Any book tracking website needs a lot of data. At the time of this writing we have 1,655,833 books, 961,182 authors and 23,90,576 editions – a large database but far from the largest.
Getting data on that many books is difficult – both functionally and legally. Each book data provider has different data available and different licensing. This is one of the first road blocks anyone comes to when building something in the book space.
I’d love it if we were able to get all of our book data from one source. While there are services that sell book data, our bootstrapped startup couldn’t afford the high licensing fees. Because of that, we’ve built Hardcover around freely available data.
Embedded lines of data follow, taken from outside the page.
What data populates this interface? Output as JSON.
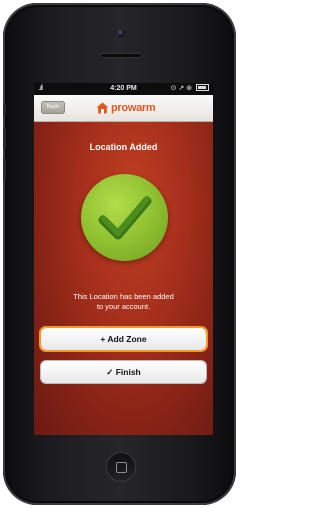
{
  "statusbar": {
    "signal": "..ıll",
    "time": "4:20 PM",
    "indicators": "⊙ ↗ ⊛"
  },
  "header": {
    "back_label": "Back",
    "logo_text": "prowarm",
    "logo_icon": "house-icon"
  },
  "main": {
    "title": "Location Added",
    "status_icon": "checkmark-icon",
    "message_line1": "This Location has been added",
    "message_line2": "to your account."
  },
  "actions": {
    "add_zone_label": "+ Add Zone",
    "finish_label": "✓ Finish"
  },
  "colors": {
    "accent": "#e0581f",
    "success": "#8fc130",
    "highlight": "#f29a27"
  }
}
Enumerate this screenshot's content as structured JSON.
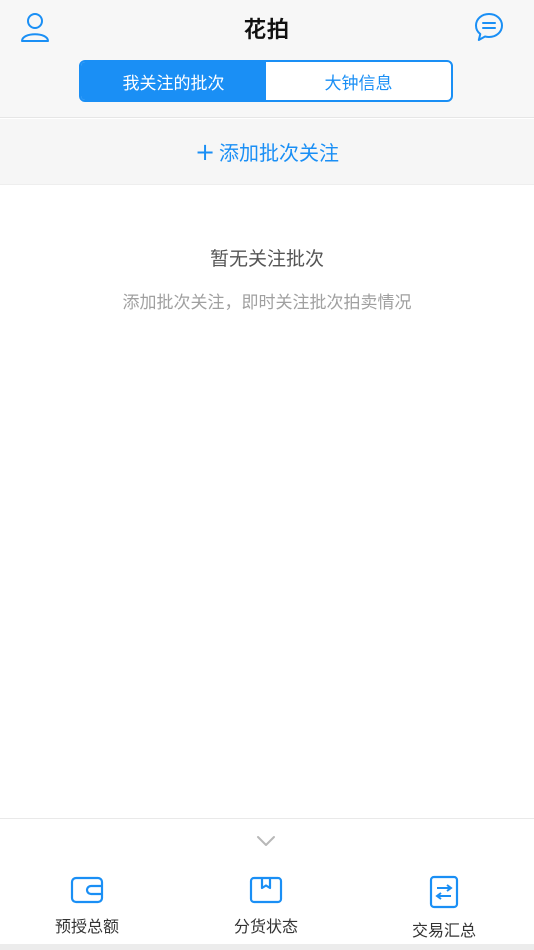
{
  "header": {
    "title": "花拍",
    "left_icon": "user-icon",
    "right_icon": "message-icon"
  },
  "segments": [
    {
      "label": "我关注的批次",
      "active": true
    },
    {
      "label": "大钟信息",
      "active": false
    }
  ],
  "add_follow": {
    "plus": "+",
    "label": "添加批次关注"
  },
  "empty_state": {
    "title": "暂无关注批次",
    "subtitle": "添加批次关注，即时关注批次拍卖情况"
  },
  "bottom_nav": {
    "expand_icon": "chevron-down-icon",
    "items": [
      {
        "label": "预授总额",
        "icon": "wallet-icon"
      },
      {
        "label": "分货状态",
        "icon": "box-icon"
      },
      {
        "label": "交易汇总",
        "icon": "exchange-icon"
      }
    ]
  },
  "colors": {
    "accent": "#1a8ff5",
    "header_bg": "#f7f7f7",
    "text_muted": "#a0a0a0"
  }
}
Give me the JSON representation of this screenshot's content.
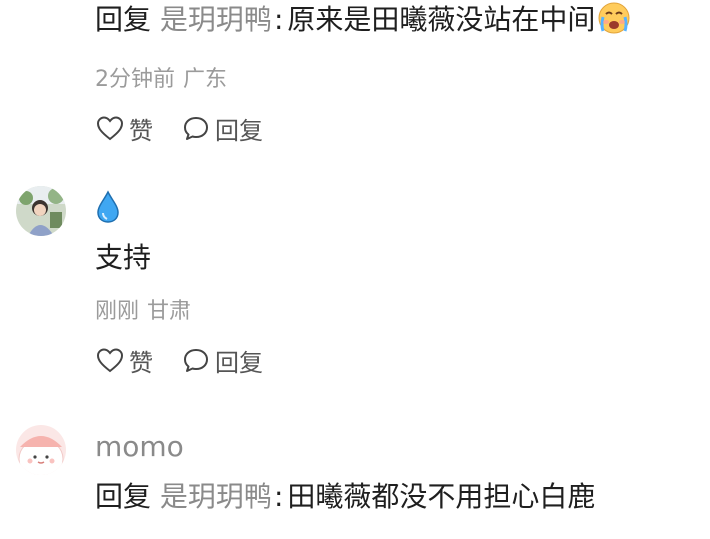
{
  "comments": [
    {
      "reply_prefix": "回复",
      "reply_target": "是玥玥鸭",
      "colon": ":",
      "text": "原来是田曦薇没站在中间",
      "emoji": "crying-face-emoji",
      "time": "2分钟前",
      "location": "广东",
      "like_label": "赞",
      "reply_label": "回复"
    },
    {
      "username_icon": "water-drop-icon",
      "text": "支持",
      "time": "刚刚",
      "location": "甘肃",
      "like_label": "赞",
      "reply_label": "回复"
    },
    {
      "username": "momo",
      "reply_prefix": "回复",
      "reply_target": "是玥玥鸭",
      "colon": ":",
      "text": "田曦薇都没不用担心白鹿"
    }
  ],
  "colors": {
    "text": "#1f1f1f",
    "muted": "#8a8a8a",
    "meta": "#9b9b9b",
    "drop": "#3fa7f2"
  }
}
Here’s a breakdown of where this data comes from.
OpenLibrary provides data dumps of their entire book database – and absolutely amazing service which we’re grateful for. When we initially started Hardcover, we used these data dumps to initially populate our database.
To refresh data from OpenLibrary, we’ll occasionally hit their API if we don’t have a local cache of the data.
When someone imports their library from Goodreads, The StoryGraph or using our (new) custom CSV format, we create those books, editions, authors, contributions, series, genres, moods, content warnings and tags in our system.
When someone imports a book from Goodreads, or when a Librarian associates an edition with a Goodreads ID, we fetch data from Goodreads.
We’ll fetch whatever data we can from the Google Books API. We also hit the Google Books API when someone searches, in order to find other books with that title and add them to our database.
Inventaire has some good quality covers for books available from their API.
Abe Books has some good quality covers for books available from their website.
Readers and librarians can add and edit books on Hardcover too! We always use reader-entered data over data from external sites if available on a field by field basis.
All of this data needs to be saved somewhere. We cache data from all of these services in line with their data-retention policies.
This could get a little technical. In our database, we have a structure that looks like this:
Think of a Book as a placeholder that represents all editions that have ever, or will ever be written for a book. It could have many audio, physical and ebook editions, but it’ll still be the same Book.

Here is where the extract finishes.